To further explore how environmental experience affects mushroom body growth, we placed freshly eclosed adults of H. hecale in two types of large experimental cage: (i) an open 4 m × 4 × 2 m cage; and (ii) a 4 m × 4 m × 2 m cage subdivided using net walls into a simple maze (Figure 5a). Survival rates in the open and divided cages were similar (${\chi }_1^2$ = 0.038, p = 0.844) and observations of individual butterfly behaviour showed that time in flight, resting and feeding, inspecting host plants, and the number of social interactions were largely consistent between cages (Table S7A). To provide an initial test of whether an individual's experience of its home cage (i.e. open or divided) impacted its ability to navigate through our experimental cages, we tested all surviving individuals in both the open and divided cages, and recorded time required to reach the food source. Consistent with a potential learning effect, there was a significant interaction between home cage and test cage on time in flight before finding food resources (${\chi }_1^2$ = 7.573, p = 0.006; Figure 5b). This indicates that prior experience of the divided cage improved foraging efficiency in that cage, but prior experience of the open cage had no effect.

We compared the size of the mushroom bodies of individuals from these experimental cages with those from stock butterflies reared concurrently in smaller cages and derived from the same stock population. We found that among surviving, aged individuals, absolute mushroom body size varied significantly between samples from the large open and divided cages, and the smaller stock cage (total body calyx: F_2,28 = 5.701, p = 0.008; mushroom body calyx: F_2,28 = 4.672, p = 0.018; mushroom body lobes and peduncles F_2,28 = 5.694, p = 0.008). Post-hoc comparisons identified significant pairwise differences between the large and small experimental cages, with larger mushroom bodies in the larger cages, despite individuals from all cages having larger mushroom bodies than newly eclosed adults (Figure 5c,d; Table S8). Overall age and sex do not significantly improve the model (Table S8). The cage effects are consistent for the mushroom body calyx, lobes + peduncle, and the mushroom body as a whole and, while individuals from the smaller stock cage have significantly smaller mushroom bodies than wild-caught individuals, individuals matured in the two larger cages fall within the range of wild-caught individuals (Figure 5; Table S8b).

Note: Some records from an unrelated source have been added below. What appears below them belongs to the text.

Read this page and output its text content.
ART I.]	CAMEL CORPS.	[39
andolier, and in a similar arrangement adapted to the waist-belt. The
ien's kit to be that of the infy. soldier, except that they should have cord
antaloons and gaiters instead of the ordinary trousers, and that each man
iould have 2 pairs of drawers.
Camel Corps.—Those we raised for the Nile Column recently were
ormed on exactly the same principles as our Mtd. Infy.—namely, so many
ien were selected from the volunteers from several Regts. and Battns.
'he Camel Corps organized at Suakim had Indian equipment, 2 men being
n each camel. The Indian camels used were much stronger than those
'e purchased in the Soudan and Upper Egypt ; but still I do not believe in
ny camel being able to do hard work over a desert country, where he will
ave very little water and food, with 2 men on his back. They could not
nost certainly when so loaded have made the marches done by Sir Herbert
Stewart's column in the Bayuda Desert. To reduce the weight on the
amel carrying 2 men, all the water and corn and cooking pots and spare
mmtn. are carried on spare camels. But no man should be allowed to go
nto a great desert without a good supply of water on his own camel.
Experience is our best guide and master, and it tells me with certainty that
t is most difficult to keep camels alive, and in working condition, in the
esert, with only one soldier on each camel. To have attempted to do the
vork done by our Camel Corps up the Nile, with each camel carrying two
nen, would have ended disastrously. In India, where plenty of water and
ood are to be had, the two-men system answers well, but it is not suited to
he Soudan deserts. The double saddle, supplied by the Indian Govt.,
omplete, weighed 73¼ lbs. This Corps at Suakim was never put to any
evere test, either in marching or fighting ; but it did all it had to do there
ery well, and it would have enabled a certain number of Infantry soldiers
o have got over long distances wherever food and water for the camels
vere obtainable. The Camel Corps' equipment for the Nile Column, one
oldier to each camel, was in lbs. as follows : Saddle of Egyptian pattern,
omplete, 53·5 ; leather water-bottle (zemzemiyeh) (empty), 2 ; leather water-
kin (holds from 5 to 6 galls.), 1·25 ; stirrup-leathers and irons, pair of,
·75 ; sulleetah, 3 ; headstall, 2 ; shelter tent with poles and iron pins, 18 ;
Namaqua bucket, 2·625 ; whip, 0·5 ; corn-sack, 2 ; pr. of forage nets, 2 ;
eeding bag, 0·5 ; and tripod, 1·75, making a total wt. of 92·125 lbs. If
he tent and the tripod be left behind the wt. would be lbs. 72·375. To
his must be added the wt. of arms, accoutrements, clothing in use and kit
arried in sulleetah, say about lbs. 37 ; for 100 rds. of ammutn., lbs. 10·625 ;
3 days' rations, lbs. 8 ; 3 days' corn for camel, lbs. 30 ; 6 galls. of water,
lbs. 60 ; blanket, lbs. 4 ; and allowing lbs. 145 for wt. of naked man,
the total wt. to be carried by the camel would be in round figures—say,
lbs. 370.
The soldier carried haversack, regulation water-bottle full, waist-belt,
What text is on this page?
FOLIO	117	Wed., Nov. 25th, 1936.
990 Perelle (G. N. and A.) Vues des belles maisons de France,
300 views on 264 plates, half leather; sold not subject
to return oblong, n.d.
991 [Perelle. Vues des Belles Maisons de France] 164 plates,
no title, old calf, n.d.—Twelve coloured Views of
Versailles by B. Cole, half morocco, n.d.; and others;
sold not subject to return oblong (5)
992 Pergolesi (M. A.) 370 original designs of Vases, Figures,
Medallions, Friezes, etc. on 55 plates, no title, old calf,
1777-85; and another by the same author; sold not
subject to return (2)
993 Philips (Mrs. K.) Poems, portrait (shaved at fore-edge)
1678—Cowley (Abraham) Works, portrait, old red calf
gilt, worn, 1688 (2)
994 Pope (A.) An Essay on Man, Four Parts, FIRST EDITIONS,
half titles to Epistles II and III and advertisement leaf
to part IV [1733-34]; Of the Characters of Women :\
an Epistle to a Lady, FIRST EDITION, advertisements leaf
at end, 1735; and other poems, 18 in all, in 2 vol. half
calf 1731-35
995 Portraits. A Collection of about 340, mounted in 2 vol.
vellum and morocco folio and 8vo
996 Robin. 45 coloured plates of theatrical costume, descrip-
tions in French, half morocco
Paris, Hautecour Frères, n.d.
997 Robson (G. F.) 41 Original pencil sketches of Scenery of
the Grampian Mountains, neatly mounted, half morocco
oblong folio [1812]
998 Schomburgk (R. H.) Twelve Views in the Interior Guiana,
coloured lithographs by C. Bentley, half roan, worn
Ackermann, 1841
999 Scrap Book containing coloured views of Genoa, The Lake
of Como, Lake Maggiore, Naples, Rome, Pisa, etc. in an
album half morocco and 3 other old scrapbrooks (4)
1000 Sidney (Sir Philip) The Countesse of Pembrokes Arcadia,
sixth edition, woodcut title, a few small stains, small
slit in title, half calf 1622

However, when accounting for allometric scaling with the rCBR, cage type is still a significant factor, but the only partial effect large enough to be significant is between young insectary-reared individuals and individuals from the large, divided experimental cage (total mushroom body, t = −3.304, p = 0.002). Further dissection of the allometric relationships demonstrate group differences are explained by shifts along a major axis (total mushroom body, Wald₄ = 48.33, p < 0.001), which distinguish wild-caught individuals and individuals matured in either large cage, from young and old individuals raised in smaller cages, but not from each other. This pattern suggests experience-dependent co-expansion of the mushroom body and rCBR (Table S8C; Figure 5c,d).